Shares of Ultra Petroleum Corp (NASDAQ:UPL) slumped more than 10% at 2:45 p.m. EDT on Friday after providing investors with an update on its operations and credit situation.
Ultra Petroleum produced 803 million cubic feet of natural gas equivalent per day (MMcfe/d) during the first quarter, which exceeded the midpoint of the company's 790 to 810 MMcfe/d guidance range. Further, production volumes were 13% ahead of the first quarter of 2017.
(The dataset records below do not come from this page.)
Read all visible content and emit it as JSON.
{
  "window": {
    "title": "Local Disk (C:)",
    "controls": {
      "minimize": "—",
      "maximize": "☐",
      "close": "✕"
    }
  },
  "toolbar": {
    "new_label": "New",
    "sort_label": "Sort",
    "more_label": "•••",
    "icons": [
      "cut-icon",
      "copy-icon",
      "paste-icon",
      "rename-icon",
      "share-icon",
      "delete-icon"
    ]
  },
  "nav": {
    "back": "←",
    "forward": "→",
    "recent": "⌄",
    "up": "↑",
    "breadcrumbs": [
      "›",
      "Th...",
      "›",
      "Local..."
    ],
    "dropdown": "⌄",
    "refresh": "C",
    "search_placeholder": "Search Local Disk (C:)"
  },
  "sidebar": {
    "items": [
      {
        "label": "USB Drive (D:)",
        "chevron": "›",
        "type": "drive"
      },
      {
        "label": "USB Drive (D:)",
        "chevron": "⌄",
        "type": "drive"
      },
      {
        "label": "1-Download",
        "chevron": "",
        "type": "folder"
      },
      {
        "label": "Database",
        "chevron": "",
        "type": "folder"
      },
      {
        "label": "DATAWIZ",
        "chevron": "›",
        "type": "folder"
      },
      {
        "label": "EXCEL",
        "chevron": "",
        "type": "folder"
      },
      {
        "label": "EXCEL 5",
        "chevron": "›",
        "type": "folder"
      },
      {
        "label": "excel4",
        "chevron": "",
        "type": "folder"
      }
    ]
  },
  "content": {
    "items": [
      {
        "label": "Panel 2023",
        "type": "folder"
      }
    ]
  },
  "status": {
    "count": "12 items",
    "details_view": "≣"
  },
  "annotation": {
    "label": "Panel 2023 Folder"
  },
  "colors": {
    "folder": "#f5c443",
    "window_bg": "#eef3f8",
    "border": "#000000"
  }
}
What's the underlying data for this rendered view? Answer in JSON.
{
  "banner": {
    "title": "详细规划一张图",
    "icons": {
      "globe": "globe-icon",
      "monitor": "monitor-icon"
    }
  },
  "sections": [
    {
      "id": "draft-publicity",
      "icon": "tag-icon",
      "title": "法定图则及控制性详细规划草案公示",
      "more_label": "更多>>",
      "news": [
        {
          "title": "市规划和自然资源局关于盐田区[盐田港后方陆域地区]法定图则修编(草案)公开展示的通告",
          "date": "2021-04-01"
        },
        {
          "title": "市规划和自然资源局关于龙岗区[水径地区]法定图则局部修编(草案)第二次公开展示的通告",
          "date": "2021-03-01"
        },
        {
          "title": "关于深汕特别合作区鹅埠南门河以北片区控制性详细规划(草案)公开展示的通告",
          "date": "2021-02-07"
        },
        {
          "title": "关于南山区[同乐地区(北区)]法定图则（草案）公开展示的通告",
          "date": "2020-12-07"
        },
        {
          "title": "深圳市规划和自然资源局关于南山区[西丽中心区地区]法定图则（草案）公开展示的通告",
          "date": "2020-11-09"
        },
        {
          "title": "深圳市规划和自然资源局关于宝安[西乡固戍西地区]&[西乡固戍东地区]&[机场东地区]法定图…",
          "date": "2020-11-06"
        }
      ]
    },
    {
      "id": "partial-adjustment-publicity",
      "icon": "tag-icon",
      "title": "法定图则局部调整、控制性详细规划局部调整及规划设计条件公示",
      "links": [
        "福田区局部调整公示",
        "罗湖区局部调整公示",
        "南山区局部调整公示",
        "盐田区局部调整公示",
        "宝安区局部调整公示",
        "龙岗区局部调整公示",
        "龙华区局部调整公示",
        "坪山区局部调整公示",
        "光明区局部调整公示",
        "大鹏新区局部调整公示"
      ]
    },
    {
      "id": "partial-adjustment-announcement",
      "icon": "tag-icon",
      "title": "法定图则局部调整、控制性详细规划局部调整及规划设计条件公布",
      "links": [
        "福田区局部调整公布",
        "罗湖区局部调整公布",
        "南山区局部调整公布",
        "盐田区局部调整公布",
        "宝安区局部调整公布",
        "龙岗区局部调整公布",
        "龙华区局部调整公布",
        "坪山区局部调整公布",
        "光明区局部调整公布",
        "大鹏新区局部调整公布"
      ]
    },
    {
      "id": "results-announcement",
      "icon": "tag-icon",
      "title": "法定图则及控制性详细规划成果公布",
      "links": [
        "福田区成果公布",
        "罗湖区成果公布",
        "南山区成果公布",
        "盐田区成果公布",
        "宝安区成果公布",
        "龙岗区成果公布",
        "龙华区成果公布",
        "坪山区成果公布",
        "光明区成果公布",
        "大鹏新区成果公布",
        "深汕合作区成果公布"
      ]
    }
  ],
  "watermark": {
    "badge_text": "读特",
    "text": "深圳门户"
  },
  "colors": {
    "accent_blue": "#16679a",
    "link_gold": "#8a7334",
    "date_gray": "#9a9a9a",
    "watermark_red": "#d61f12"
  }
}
"We are very pleased to announce that we have exceeded the mid-point of our production guidance for the first quarter of 2018," said interim CEO Brad Johnson. He further noted that "the execution of our 2018 plan is off to a strong start with a production beat that should serve to increase investor confidence regarding our ability to meet or exceed guidance." However, that update didn't seem to instill confidence in investors who were apparently hoping that the company's output would hit or exceed the high end of the guidance range.
Also weighing on shares was the fact that the company asked its banks to increase its maximum leverage ratio up to 4.5 times starting in June of this year before stepping back down to 4.0 times by the end of March in 2020. Johnson said the company didn't obtain this covenant relief because it had any concerns, but proactively pursued it "in direct response to shareholders' belief that the market may have unwarranted concerns about the company's current liquidity and the flexibility of our balance sheet." However, instead of relieving that concern, it only seemed to heighten the worry.
Ultra Petroleum is working to get back on solid ground after emerging from bankruptcy last summer. While the company successfully restructured its debt, it didn't eliminate that financial burden. Because of that, the company can't grow as fast as some of its financially stronger peers, which remain the better natural gas stocks to consider buying.